CSU-Chef Horst Seehofer gab sich sehr zufrieden, als er am Samstag die Bilanz der Klausur seines Parteivorstands im oberbayerischen Kloster Andechs zog. "Mein Gemüt ist jetzt nach zwei anstrengenden Tagen so wie das Wetter - also sehr sonnig", versicherte der bayerische Ministerpräsident. Die CSU habe gezeigt, "dass wir eine sehr diskussionsfreudige Partei geworden sind".
Seehofers Gemüt nach Andechser Klausur "sehr sonnig"
Andechs (dapd). CSU-Chef Horst Seehofer gab sich sehr zufrieden, als er am Samstag die Bilanz der Klausur seines Parteivorstands im oberbayerischen Kloster Andechs zog. "Mein Gemüt ist jetzt nach zwei anstrengenden Tagen so wie das Wetter - also sehr sonnig", versicherte der bayerische Ministerpräsident. Die CSU habe gezeigt, "dass wir eine sehr diskussionsfreudige Partei geworden sind".
Das war allerdings eine sehr freundliche Beschreibung der rund siebenstündigen Debatte über die Energiewende vom Freitag. Denn dabei prasselte zeitweise nicht nur Gewitterregen auf den "Heiligen Berg" von Andechs, sondern auch Kritik auf die CSU-Spitze. Die Art der "Führung", die Seehofer in den vergangenen Wochen bei seinem Ziel eines raschen Atomausstiegs gezeigt hatte, kam bei einigen Vorstandsmitgliedern gar nicht gut an.
Offen brachte am Samstag der Parlamentarische Geschäftsführer der CSU-Landesgruppe im Bundestag, Stefan Müller, seinen Unmut zum Ausdruck. Er kritisierte in einem dapd-Interview: "Es gab eine ganze Reihe von Leuten, die alle, die eine differenzierte Auffassung vertreten haben, als Schlafmützen oder Zauderer bezeichnet haben." Müller, der zugleich Vorsitzender der Jungen Union in Bayern ist, fügte hinzu: "Ich würde mir wünschen, dass wir da in der Partei zu einem anderen Umgang finden bei der inhaltlichen Auseinandersetzung."

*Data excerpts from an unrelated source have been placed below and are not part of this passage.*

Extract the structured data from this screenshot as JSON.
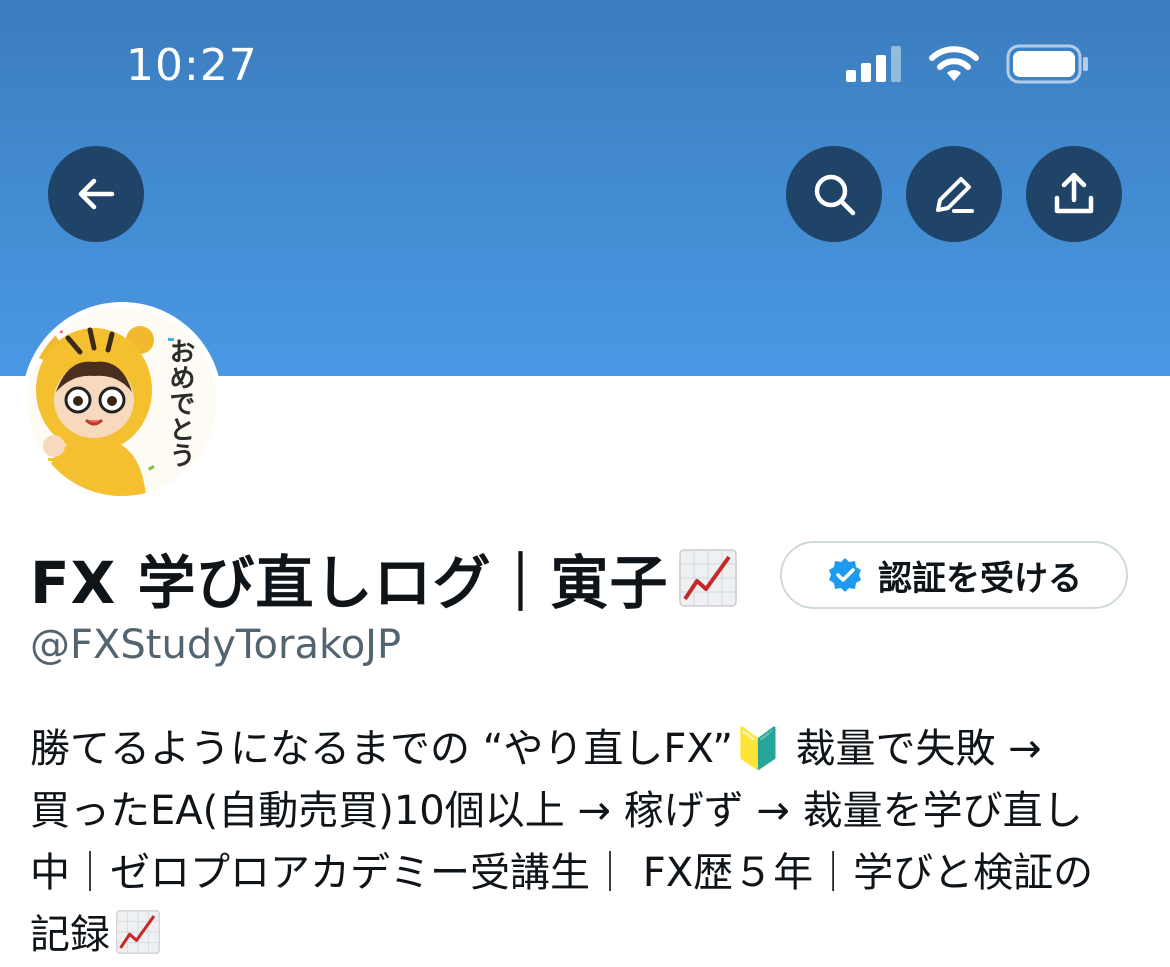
{
  "status_bar": {
    "time": "10:27",
    "icons": [
      "cellular-signal-icon",
      "wifi-icon",
      "battery-icon"
    ]
  },
  "nav": {
    "back": "arrow-left-icon",
    "search": "search-icon",
    "edit": "pencil-icon",
    "share": "share-icon"
  },
  "profile": {
    "display_name": "FX 学び直しログ｜寅子",
    "name_emoji": "chart-increasing-icon",
    "verify_label": "認証を受ける",
    "handle": "@FXStudyTorakoJP",
    "bio_lines": [
      "勝てるようになるまでの “やり直しFX”🔰 裁量で失敗 →",
      "買ったEA(自動売買)10個以上 → 稼げず → 裁量を学び直し",
      "中｜ゼロプロアカデミー受講生｜ FX歴５年｜学びと検証の",
      "記録"
    ],
    "avatar_text": "おめでとう"
  },
  "colors": {
    "banner_top": "#3b7dbe",
    "banner_bottom": "#4a98e4",
    "nav_button": "#1f4468",
    "verified_blue": "#1d9bf0",
    "handle_gray": "#536471"
  }
}
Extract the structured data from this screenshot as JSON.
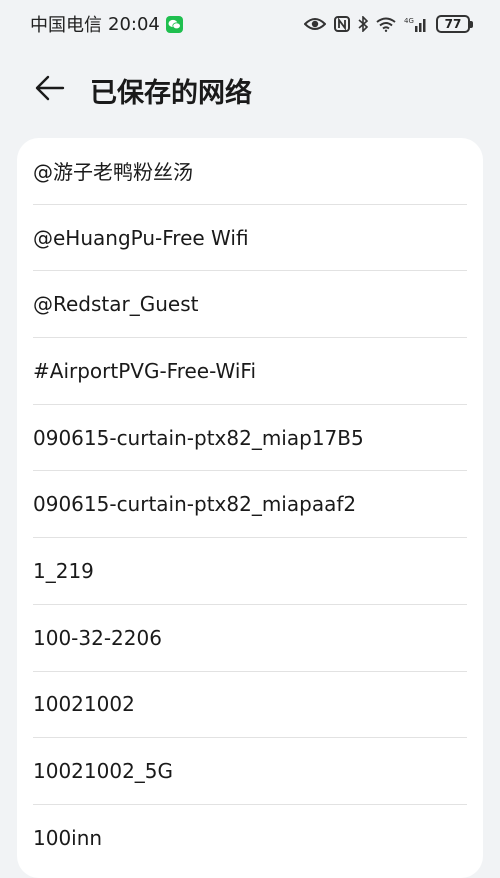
{
  "status_bar": {
    "carrier": "中国电信",
    "time": "20:04",
    "battery": "77",
    "network_type": "4G"
  },
  "header": {
    "title": "已保存的网络",
    "back_icon": "arrow-left-icon"
  },
  "networks": [
    {
      "name": "@游子老鸭粉丝汤"
    },
    {
      "name": "@eHuangPu-Free Wifi"
    },
    {
      "name": "@Redstar_Guest"
    },
    {
      "name": "#AirportPVG-Free-WiFi"
    },
    {
      "name": "090615-curtain-ptx82_miap17B5"
    },
    {
      "name": "090615-curtain-ptx82_miapaaf2"
    },
    {
      "name": "1_219"
    },
    {
      "name": "100-32-2206"
    },
    {
      "name": "10021002"
    },
    {
      "name": "10021002_5G"
    },
    {
      "name": "100inn"
    }
  ],
  "colors": {
    "background": "#f1f3f5",
    "card": "#ffffff",
    "divider": "#e2e2e2",
    "wechat_green": "#1fbf4f"
  }
}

Nicht gerade glücklich wirkte auch der frühere CSU-Vorsitzende Erwin Huber am Morgen nach der Verabschiedung des Energiekonzeptes. Er hatte sich bereits Anfang Mai den Zorn Seehofers mit der Warnung zugezogen, die Wähler wollten "keine grün lackierte CSU". Dies brachte Huber den Vorwurf seines Nachfolgers ein, aus persönlichen Motiven immer wieder die Arbeit der CSU zu belasten.
Doch dies hinderte den jetzigen Vorsitzenden des Wirtschaftsausschusses im bayerischen Landtag nicht daran, auch am Samstag seine Skepsis gegenüber dem Seehofer-Kurs beim Atomausstieg zu zeigen. Huber betonte: "Viele haben gesagt, man muss sich ehrgeizige Ziele setzen. Ich bin da mehr für Realismus."
Der Chef der CSU-Mittelstandsunion, Hans Michelbach, kritisierte den ursprünglichen Entwurf der Parteispitze für das Energiekonzept als zu unkonkret. Es habe zum Beispiel keine Kalkulation für die Strompreisentwicklung gegeben. Michelbach zeigte sich jedoch erleichtert, dass es nun wenigstens "eine Art Revisionsmechanismus" beim geplanten Atomausstieg bis spätestens 2022 gebe. Dies habe die CSU-Landesgruppe im Bundestag auch "zur Bedingung gemacht".
Seehofer äußerte sich jedoch zuversichtlich, dass die CSU sich künftig geschlossener denn je präsentiert. Es sei "oft so im Leben, dass solche kontroversen Diskussionen eine Gemeinschaft eher zusammenführen als auseinanderdividieren". Dies sei auch jetzt sein Gefühl.
Immerhin gab es keine Kritik von Bundeskanzlerin Angela Merkel (CDU), die am Freitagabend als Gast bei der Klausur eintraf, aber wegen der unerwartet langen Atomdebatte rund zwei Stunden auf das Gespräch mit dem CSU-Vorstand warten musste. Merkel berichtete, sie habe dadurch die Möglichkeit gehabt, "ein wenig das Kloster anzusehen" sowie "mit dem Abt und den Brüdern hier zu sprechen". Die CDU-Chefin fügte hinzu: "Das war für mich sehr beeindruckend."